English 4950: Cool Old Movies
Spring 2019
Grady
Third Longer Essay Assignment—DUE TUESDAY MAY 7
An 1800- to 2000-word essay (typed,
double spaced, 12-point font) on one of the topics below is due, via email
submission, on Tuesday, May 7; extensions must be requested by class time on
Monday, May 6. Essays should have a
strong, identifiable thesis that is carefully supported with evidence drawn
from relevant films. Don't make mistakes
with the evidence--that is, don't reconstruct from memory what you think
happened in a particular scene; review the films as necessary.
·
Feel
free to use any topic from essay assignment #2, with the exception of the film
noir topics, which are off-limits. Any
topic you haven’t already written about, that is.
·
Discuss the ways in which the
Depression-era films like The Grapes of
Wrath, Gone with the Wind, and The Wizard of Oz represent and comment
upon the lives of agricultural workers and families. You might want to look
back at Lawrence Levine’s essay, “American Culture and the Great Depression,”
if you take up this topic. And you might
also bear in mind that, by 1940, almost 57% of Americans lived in cities—which
is also where most of the movie theaters were.
·
Hollywood films of the 1930s/1940s
seem to take us on the road a lot: Sullivan’s
Travels, The Grapes of Wrath, Stagecoach, The Wizard of Oz (and maybe even Sahara and Air Force?). Write an essay
about some films that spend time on the road: does being on the road rise to
the level of a theme? Does putting your
characters in motion enable (or demand) certain kinds of interactions or
adventures? Does the binary of
road/destination map onto any of the discussions we’ve had about
middles/endings? Following this topic
could lead to a lot of different places…
·
Choose
a single idea (“Washington DC” or “the family” or “home” or “love”) and trace
the way it is used in several of the films we’ve seen this semester.
·
Hollywood
almost never throws anything away, and that includes characters, structures and
conflicts from genres whose era of peak production has passed. For example, we
don’t see too many Westerns anymore, but many of the genre’s tropes have
migrated to other kinds of films (official/outlaw heroes in cop-buddy movies,
e.g., or space cowboys vs. savage aliens in sci-fi frontier stories).
What about
the combat film, a genre essentially invented for wartime production (as Schatz
shows) that quickly developed a recognizable structure (as Basinger
details)? Has Hollywood repurposed its elements in films that belong, at first
glance, to another genre?
·
With
four John Ford films under your belt, you should be in a position to write an auteurist essay about that director’s work. Are there common stylistic or thematic or
narrative (or other) elements that mark Judge
Priest, Stagecoach, The Grapes of Wrath, and “The Battle of
Midway” as typical John Ford films?
·
We’ve
noted the romanticization and mythologizing of a
particular view of the South, both antebellum and postbellum, in films like Gone with the Wind and Judge Priest. But it sure seems like
there’s also a lot of cheerleading for American values in combat films and Mr. Smith Goes to Washington (and The Grapes of Wrath and Dodge City and….). Are these observations related in any
interesting way?
·
In “Cinema/Ideology/Criticism“(1969), French
film theorists Comolli & Narboni
describe five types of films, (a) through (e), which are distinguished by their
various relationships toward the dominant ideology of their era. They are most
interested in films of type (e):
(e) . . . films which seem at first sight to belong firmly
within the ideology and to be completely under its sway, but which turn out to
be so only in an ambiguous manner. For though they start from a nonprogressive standpoint, ranging from the frankly
reactionary through the conciliatory to the mildly critical, they have been
worked upon, and work, in such a real way that there is a noticeable gap, a dislocation, between the
starting point and the finished product . . .

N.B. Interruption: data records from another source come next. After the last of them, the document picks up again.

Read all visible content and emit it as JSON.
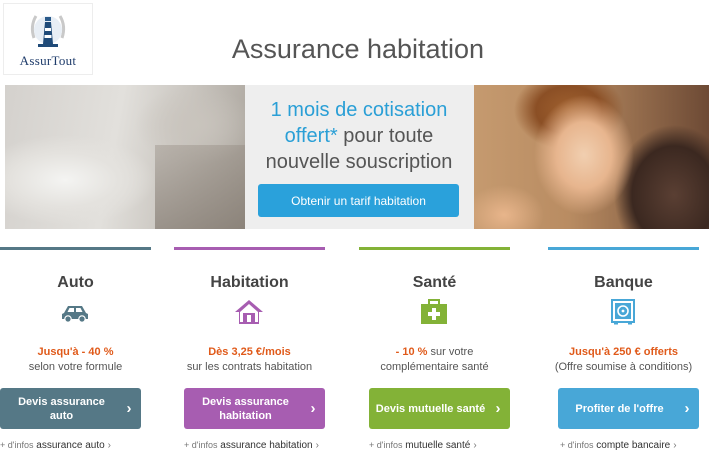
{
  "brand": {
    "name": "AssurTout",
    "logo_icon": "lighthouse-icon"
  },
  "page_title": "Assurance habitation",
  "hero": {
    "highlight": "1 mois de cotisation offert*",
    "text_rest": "pour toute nouvelle souscription",
    "cta_label": "Obtenir un tarif habitation"
  },
  "colors": {
    "auto": "#557886",
    "habitation": "#a75db1",
    "sante": "#83b237",
    "banque": "#48a7d7",
    "accent": "#e05a1a",
    "hero_cta": "#2aa1db"
  },
  "cards": [
    {
      "title": "Auto",
      "icon": "car-icon",
      "accent": "Jusqu'à - 40 %",
      "text": "",
      "line2": "selon votre formule",
      "button": "Devis assurance auto",
      "info_prefix": "+ d'infos",
      "info_link": "assurance auto"
    },
    {
      "title": "Habitation",
      "icon": "house-icon",
      "accent": "Dès 3,25 €/mois",
      "text": "",
      "line2": "sur les contrats habitation",
      "button": "Devis assurance habitation",
      "info_prefix": "+ d'infos",
      "info_link": "assurance habitation"
    },
    {
      "title": "Santé",
      "icon": "first-aid-kit-icon",
      "accent": "- 10 %",
      "text": " sur votre",
      "line2": "complémentaire santé",
      "button": "Devis mutuelle santé",
      "info_prefix": "+ d'infos",
      "info_link": "mutuelle santé"
    },
    {
      "title": "Banque",
      "icon": "safe-icon",
      "accent": "Jusqu'à 250 € offerts",
      "text": "",
      "line2": "(Offre soumise à conditions)",
      "button": "Profiter de l'offre",
      "info_prefix": "+ d'infos",
      "info_link": "compte bancaire"
    }
  ]
}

The films we are talking about throw up obstacles in the way of the
ideology, causing it to swerve and get off course . . . . An internal criticism is taking place which
cracks the film apart at the seams. If one reads the film obliquely, looking
for symptoms; if one looks beyond its apparent formal coherence, one can see
that it is riddled with cracks: it is splitting under an internal tension which
is simply not there in an ideologically innocuous film . . . . This is the case
in many Hollywood films for example, which while being completely integrated in
the system and the ideology end up by partially dismantling the system from
within.
Thinking about
Hollywood in the 1930s—and drawing on specific examples--can we say that there
really is such a thing as a “type (e)” film, or are all films potentially “type
(e)” when given sufficient scrutiny?